Studio Ousia wins the NEEL Challenge at WWW2015 by a wide margin, with a language processing engine using machine-learning
Semantic Kernel, a new language processing engine which analyzes large amounts of text data with high speed and accuracy, brings in the big win
TOKYO, May 26, 2015 – Studio Ousia's proposed system won the "entity linking" competition, the Named Entity rEcognition and Linking (NEEL)Challenge, by a landslide with a wide margin separating them from second place downward. The competition was conducted at the world's largest academic conference on web research, the International World Wide Web Conference(WWW2015), held in Florence, Italy, from May 18th to 22nd, 2015.

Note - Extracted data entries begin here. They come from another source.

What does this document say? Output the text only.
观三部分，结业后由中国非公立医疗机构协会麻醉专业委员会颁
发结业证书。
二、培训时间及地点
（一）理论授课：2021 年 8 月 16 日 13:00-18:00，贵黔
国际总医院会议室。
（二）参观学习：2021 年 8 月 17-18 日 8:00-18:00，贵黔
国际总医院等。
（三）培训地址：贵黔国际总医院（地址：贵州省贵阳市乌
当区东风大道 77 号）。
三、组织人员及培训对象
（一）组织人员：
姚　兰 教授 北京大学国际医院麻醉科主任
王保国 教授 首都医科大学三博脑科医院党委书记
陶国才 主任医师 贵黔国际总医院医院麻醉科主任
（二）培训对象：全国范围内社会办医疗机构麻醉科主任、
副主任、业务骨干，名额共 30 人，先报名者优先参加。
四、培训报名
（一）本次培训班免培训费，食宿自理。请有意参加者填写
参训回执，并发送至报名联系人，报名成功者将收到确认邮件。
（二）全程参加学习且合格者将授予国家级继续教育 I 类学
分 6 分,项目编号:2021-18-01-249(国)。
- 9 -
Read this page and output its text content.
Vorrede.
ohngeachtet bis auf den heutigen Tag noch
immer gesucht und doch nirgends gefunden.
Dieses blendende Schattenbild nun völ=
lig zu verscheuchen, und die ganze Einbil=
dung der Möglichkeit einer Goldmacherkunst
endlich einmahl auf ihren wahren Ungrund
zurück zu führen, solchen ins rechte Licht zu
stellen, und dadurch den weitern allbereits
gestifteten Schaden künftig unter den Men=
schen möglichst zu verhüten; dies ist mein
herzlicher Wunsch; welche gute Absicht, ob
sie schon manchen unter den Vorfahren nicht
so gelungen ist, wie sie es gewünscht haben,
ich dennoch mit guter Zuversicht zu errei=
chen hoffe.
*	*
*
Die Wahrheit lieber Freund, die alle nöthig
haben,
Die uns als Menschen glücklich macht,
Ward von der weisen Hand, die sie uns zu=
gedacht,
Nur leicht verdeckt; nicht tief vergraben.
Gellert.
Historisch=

Entity linking is a natural language processing technology for linking and processing keywords (named entities) in a text with a knowledge base such as Wikipedia. With this, it is possible to analyze the text by directly utilizing high-quality information from the knowledge base. For example, after extracting the words John F. Kennedy, it can identify whether that refers to the president, or the airport. Also, by calculating the proximity of related words and quantifying the strength of their associations, something like linking the title of a film directly to its performers or director becomes a possibility. It will also be able to perform language processing more intuitively, using the proximity of related keywords.
Compared to conventional language processing methods, this eliminates problems with the ambiguity of words, and because it makes high-quality language processing possible with less noise, a variety of language processing, such as document classification and tagging, emotional analysis, and semantic analysis, can be achieved with high precision.
Additionally, in recent years, this technology has been attracting much attention worldwide, with workshops on entity linking having been held by the National Institute of Standards and Technology and Microsoft Research.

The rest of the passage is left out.